Not being able to trace through your code while doing a Mono port of an ASP.NET application can seriously hamper productivity. Until the Mono debugger is finally ready for prime time, we'll have to debug the old-school way.
One easy way of getting debug output from a Mono application is to simply use Console.WriteLine. If you're running your ASP.NET application through XSP2, the console output will be visible from the terminal that XSP was run in.
.NET supports using TraceListeners for capturing System.Configuration.Debug output. There is a handy ConsoleTraceListener that will convert all calls to Debug.WriteLine to console calls. This would be fantastic for Mono usage, but alas, Mono does not appear to support TraceListeners at all! My tests have shown that the overridden abstract methods in a TraceLister descendant are never called.
UPDATE: Seems my assumptions about TraceListeners not working in Mono was a bit premature, but not all that far off the mark.
As it turns out, TraceListeners do work, but only when you're running an application that has debugging enabled. This is the expected behaviour, and .NET follows the same guidelines.
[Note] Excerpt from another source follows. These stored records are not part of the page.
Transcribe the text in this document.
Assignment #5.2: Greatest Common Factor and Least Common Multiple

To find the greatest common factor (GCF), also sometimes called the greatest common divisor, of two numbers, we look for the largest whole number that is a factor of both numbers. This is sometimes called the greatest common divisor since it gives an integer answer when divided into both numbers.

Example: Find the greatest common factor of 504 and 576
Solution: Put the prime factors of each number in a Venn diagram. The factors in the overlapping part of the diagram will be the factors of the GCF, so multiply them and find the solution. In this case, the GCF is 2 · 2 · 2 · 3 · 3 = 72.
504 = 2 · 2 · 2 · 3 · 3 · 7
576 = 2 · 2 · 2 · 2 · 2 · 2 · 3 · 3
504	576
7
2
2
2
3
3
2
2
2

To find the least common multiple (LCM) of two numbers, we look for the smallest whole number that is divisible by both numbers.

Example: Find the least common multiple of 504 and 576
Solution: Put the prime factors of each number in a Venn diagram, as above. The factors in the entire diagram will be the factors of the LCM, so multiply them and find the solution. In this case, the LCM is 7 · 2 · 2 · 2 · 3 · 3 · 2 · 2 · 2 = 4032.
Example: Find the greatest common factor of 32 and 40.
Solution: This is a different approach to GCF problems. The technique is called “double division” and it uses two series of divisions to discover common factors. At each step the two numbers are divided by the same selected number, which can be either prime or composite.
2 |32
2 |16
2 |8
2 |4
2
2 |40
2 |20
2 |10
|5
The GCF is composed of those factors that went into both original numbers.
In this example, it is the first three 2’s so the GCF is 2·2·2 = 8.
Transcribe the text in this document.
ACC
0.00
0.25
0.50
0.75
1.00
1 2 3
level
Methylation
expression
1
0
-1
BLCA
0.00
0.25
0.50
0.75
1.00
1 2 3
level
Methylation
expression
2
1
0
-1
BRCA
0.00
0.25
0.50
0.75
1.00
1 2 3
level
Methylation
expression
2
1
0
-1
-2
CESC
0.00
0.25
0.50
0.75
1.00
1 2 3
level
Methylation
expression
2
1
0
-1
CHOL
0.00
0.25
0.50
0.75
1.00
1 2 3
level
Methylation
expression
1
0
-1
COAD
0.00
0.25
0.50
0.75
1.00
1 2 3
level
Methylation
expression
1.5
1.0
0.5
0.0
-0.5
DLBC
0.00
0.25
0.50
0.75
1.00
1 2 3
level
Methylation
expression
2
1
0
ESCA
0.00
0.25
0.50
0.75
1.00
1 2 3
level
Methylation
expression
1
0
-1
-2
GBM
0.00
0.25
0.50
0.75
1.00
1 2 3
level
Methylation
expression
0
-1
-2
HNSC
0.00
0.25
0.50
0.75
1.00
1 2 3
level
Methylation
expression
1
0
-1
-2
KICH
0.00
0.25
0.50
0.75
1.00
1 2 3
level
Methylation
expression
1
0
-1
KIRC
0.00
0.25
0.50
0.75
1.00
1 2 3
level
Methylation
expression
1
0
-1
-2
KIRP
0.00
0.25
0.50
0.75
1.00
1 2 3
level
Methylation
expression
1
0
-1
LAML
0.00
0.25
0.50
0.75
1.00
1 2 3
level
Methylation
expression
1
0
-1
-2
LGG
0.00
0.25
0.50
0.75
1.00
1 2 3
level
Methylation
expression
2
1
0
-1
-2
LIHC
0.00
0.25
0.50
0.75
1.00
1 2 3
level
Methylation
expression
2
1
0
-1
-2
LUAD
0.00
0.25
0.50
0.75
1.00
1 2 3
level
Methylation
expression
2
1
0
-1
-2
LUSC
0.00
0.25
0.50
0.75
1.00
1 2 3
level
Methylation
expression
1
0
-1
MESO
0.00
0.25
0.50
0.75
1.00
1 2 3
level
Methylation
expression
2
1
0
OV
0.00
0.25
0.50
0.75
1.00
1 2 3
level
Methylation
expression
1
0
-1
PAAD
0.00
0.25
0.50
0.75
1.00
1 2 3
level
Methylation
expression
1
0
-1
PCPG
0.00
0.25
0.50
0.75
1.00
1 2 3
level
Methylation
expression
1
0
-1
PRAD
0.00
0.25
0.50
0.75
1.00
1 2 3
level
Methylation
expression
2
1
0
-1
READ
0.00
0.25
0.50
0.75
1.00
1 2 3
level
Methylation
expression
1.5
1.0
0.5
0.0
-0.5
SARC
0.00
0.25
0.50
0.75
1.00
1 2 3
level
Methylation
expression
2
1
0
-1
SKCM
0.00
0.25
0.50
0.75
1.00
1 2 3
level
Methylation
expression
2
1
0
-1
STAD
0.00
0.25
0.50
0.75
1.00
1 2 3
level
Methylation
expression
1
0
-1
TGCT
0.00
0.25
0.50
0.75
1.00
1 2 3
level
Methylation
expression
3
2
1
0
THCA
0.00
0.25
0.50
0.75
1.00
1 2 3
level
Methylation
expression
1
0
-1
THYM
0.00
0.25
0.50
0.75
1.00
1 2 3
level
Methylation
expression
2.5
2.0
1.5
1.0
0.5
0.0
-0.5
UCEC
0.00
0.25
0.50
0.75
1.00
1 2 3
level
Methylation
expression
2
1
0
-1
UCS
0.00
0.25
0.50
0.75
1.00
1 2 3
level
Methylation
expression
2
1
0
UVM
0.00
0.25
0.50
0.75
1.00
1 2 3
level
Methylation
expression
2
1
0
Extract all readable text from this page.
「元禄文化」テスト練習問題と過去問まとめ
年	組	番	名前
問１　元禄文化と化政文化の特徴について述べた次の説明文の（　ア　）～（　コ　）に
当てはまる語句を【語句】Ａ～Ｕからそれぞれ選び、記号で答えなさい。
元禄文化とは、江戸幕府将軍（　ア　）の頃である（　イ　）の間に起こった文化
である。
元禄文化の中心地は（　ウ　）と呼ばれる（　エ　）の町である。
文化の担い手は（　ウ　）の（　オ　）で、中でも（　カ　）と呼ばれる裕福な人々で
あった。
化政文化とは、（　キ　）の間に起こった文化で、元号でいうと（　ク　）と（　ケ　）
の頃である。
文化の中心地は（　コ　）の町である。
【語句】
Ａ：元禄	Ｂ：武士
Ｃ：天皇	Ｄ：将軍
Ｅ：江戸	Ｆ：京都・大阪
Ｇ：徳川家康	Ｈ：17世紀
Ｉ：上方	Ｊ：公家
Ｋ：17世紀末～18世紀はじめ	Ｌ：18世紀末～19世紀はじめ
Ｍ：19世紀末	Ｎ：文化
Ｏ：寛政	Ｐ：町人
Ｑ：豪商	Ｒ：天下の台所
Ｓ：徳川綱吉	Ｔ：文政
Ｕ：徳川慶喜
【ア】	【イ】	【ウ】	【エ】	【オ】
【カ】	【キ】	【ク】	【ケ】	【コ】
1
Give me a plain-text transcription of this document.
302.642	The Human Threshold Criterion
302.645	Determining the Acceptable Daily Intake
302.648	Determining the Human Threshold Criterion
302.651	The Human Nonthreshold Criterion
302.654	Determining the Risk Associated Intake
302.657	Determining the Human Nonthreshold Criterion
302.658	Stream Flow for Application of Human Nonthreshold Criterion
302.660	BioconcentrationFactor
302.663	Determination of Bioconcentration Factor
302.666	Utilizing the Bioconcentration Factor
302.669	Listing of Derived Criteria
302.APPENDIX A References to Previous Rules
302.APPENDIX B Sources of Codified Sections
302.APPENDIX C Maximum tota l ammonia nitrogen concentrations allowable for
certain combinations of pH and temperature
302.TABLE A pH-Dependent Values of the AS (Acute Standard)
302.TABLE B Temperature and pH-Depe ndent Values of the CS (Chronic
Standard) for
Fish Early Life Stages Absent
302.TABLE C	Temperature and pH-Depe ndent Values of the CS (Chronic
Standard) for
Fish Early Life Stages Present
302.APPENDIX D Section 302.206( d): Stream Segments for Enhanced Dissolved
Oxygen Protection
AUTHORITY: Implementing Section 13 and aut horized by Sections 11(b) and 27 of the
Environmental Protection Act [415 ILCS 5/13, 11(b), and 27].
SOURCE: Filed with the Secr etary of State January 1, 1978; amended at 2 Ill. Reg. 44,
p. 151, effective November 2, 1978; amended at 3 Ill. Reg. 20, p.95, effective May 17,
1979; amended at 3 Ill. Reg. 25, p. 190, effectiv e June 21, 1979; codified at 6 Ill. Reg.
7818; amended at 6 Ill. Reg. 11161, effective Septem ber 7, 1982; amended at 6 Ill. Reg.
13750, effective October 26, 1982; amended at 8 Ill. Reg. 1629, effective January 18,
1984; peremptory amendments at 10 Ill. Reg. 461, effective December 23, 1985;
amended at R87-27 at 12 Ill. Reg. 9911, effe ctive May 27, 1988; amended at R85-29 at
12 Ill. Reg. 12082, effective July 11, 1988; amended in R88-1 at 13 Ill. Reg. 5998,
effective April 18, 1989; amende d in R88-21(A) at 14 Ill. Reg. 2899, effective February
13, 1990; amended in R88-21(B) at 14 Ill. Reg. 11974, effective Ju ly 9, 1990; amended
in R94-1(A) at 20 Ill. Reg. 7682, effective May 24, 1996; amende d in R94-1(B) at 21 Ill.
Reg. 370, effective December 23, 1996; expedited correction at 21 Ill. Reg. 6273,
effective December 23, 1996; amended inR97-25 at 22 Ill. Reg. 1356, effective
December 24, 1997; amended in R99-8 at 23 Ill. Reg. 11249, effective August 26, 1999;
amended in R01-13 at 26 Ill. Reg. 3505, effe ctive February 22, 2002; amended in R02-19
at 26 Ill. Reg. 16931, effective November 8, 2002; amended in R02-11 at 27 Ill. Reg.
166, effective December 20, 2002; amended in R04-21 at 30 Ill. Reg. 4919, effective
However, when running a "Web Site" project (one that hasn't been pre-compiled), Mono still seems to have some issues. If you set the <compilation debug="true"> flag in the Web.config file, the application should be build with debug symbols and all debug output should function as expected. I've confirmed this to work on .NET, but am unable to get this working with XSP2 (Windows or Linux). The debug output does work however if you use a pre-compiled web site (i.e. ASP.NET Web Application in Visual Studio) compiled under the Debug configuration.
The Mono ASP.NET page suggests doing the following:
$ MONO_OPTIONS=--debug xsp2
Listening on port: 8080 (non-secure)
Listening on address: 0.0.0.0
Root directory: /tmp/us
Hit Return to stop the server.
This hasn't worked for me however. If anyone knows what I'm doing wrong here, please drop me a line and let me know!